Amid reports of a slowing ramp up in Model 3 production, and Elon Musk’s own repeated warning last quarter that manufacturing challenges during a production ramp such as this “makes it difficult to predict exactly how long it will take for all bottlenecks to be cleared or when new ones will appear”…

… in addition to numerous other debacles, including Musk joke-tweeting about bankruptcy, or admitting he made a mistake in betting on “excessive automation'”, not to mention the departure of Tesla’s Autopilot chief last month, following a fatal crash in California in March, investors were looking ahead with borderline terror to today’s Tesla Q1 earnings report, especially with Elon Musk’s attention recently seemingly more focused on outer space than dominating the terrestrial auto sector not to mention his increasingly more erratic tweets, despite the stock rising in recent days on hopes that the company will finally be able to hit its new, reduced target of 5,000 cars per week as it is now reportedly making 2,000 Model 3s per week.

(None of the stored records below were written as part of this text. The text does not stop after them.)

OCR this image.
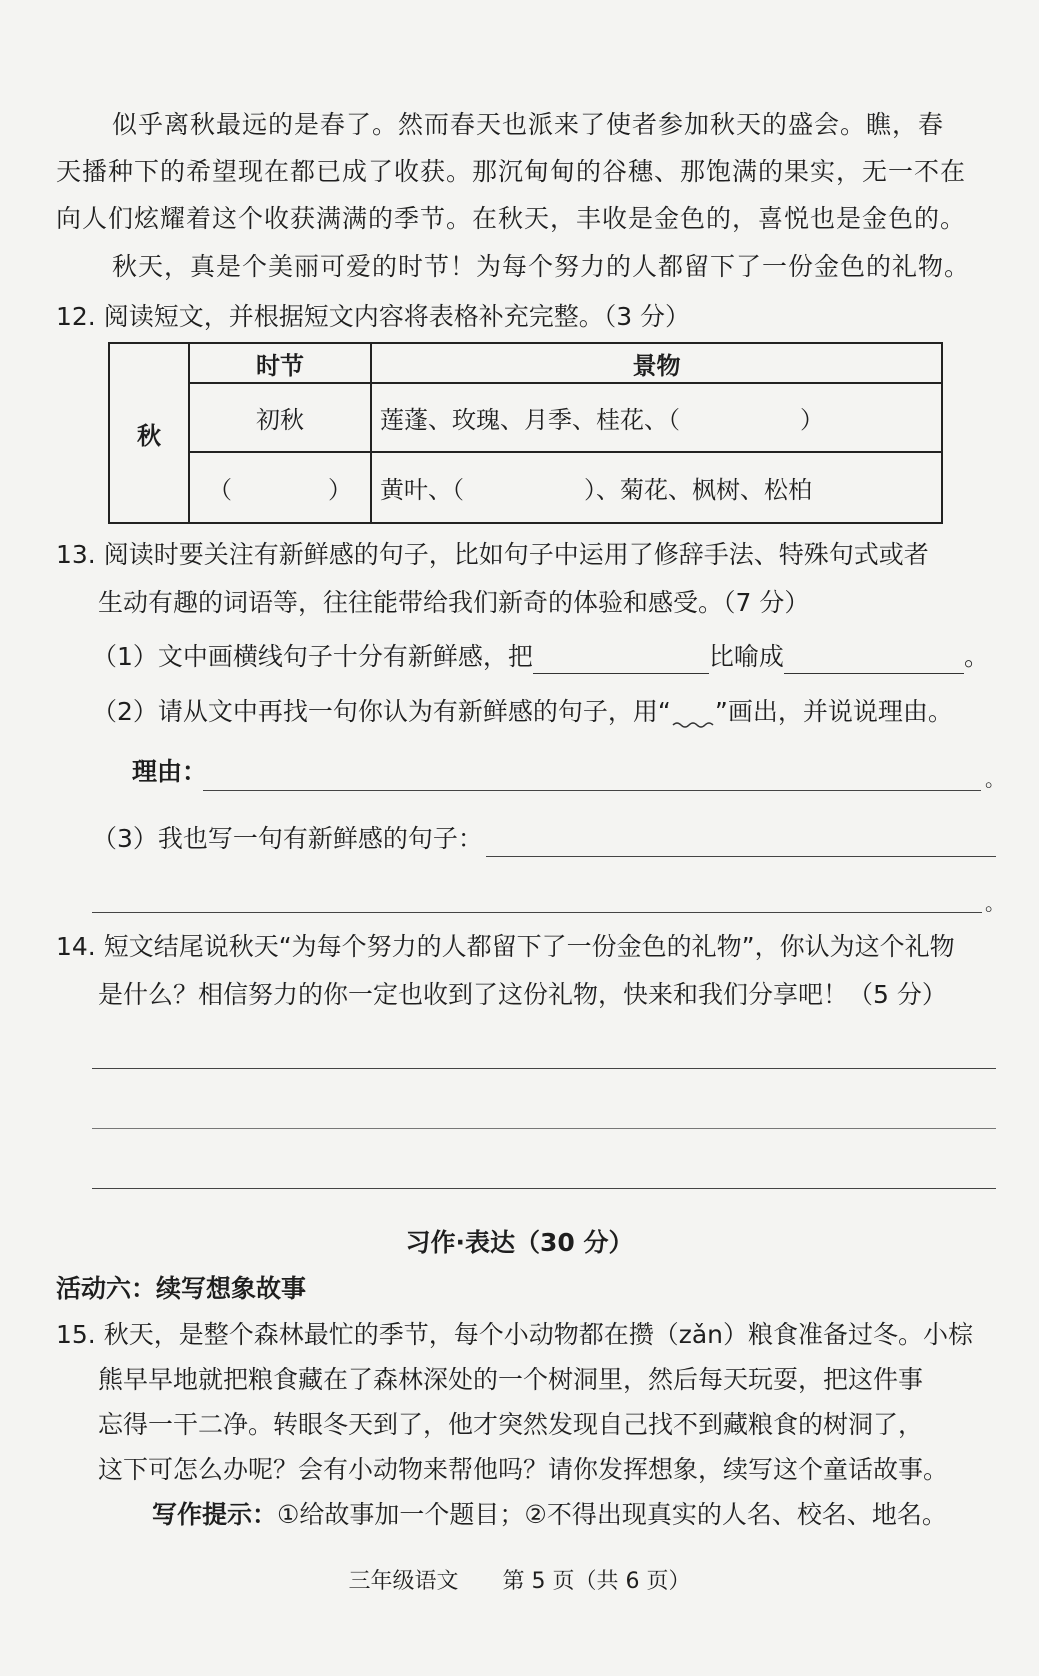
似乎离秋最远的是春了。然而春天也派来了使者参加秋天的盛会。瞧，春
天播种下的希望现在都已成了收获。那沉甸甸的谷穗、那饱满的果实，无一不在
向人们炫耀着这个收获满满的季节。在秋天，丰收是金色的，喜悦也是金色的。
秋天，真是个美丽可爱的时节！为每个努力的人都留下了一份金色的礼物。
12. 阅读短文，并根据短文内容将表格补充完整。（3 分）
秋	时节	景物
	初秋	莲蓬、玫瑰、月季、桂花、（　　　　　）
	（　　　　）	黄叶、（　　　　　）、菊花、枫树、松柏
13. 阅读时要关注有新鲜感的句子，比如句子中运用了修辞手法、特殊句式或者
生动有趣的词语等，往往能带给我们新奇的体验和感受。（7 分）
（1）文中画横线句子十分有新鲜感，把	比喻成	。
（2）请从文中再找一句你认为有新鲜感的句子，用“ ”画出，并说说理由。
理由：	。
（3）我也写一句有新鲜感的句子：
。
14. 短文结尾说秋天“为每个努力的人都留下了一份金色的礼物”，你认为这个礼物
是什么？相信努力的你一定也收到了这份礼物，快来和我们分享吧！（5 分）
习作·表达（30 分）
活动六：续写想象故事
15. 秋天，是整个森林最忙的季节，每个小动物都在攒（zǎn）粮食准备过冬。小棕
熊早早地就把粮食藏在了森林深处的一个树洞里，然后每天玩耍，把这件事
忘得一干二净。转眼冬天到了，他才突然发现自己找不到藏粮食的树洞了，
这下可怎么办呢？会有小动物来帮他吗？请你发挥想象，续写这个童话故事。
写作提示：①给故事加一个题目；②不得出现真实的人名、校名、地名。
三年级语文 第 5 页（共 6 页）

Well, this time around, there was no immediate bad news, when Tesla reported a Q1 loss of $785 million, or an adjusted EPS of ($3.35) (and $4.19 on a GAAP basis), better than the $3.41 expected, if nearly 3 times more than the $1.33 loss one year ago.

 

There was more good news hiding in Tesla’s top line: the company reported revenue of $3.41bn, also magically just above the $3.32 billion expected, which was further boosted by an increase in the gross margin which rose from 13.8% to 18.8%,well above the 14.3% estimate (although on a GAAP basis, gross profit was naturally far lower, or 13.4%). Meanwhile, automotive gross margins fell from a quarter a year ago to 19.7% from 27.4%

 

Echoing what Elon Musk said on the Q4 call, Tesla said it will reach full GAAP profitability in Q3 and Q4. That said, there was a major caveat, with Tesla warning that it would do so only if it “execute according to our plans.” What are the plans?

This is primarily based on our ability to reach Model 3 production volume of 5,000 units per week and to grow Model  3 gross margin from slightly negative in Q1 2018 to close to breakeven in Q2 and then to highly positive in Q3 and Q4.

Well, good luck with those 5,000 units per week.

But once again the biggest (non) surprise was in Tesla’s cash burn which after plunging from a record $1.4 billion in Q3 to just $276.8 million in Q4, far below the $900 million expected, is baaaack, and soared to $1.05 billion in Q1, or roughly $12 million per day. This means that Musk’s plan of being cash flow positive by the second half is pretty much scrapped.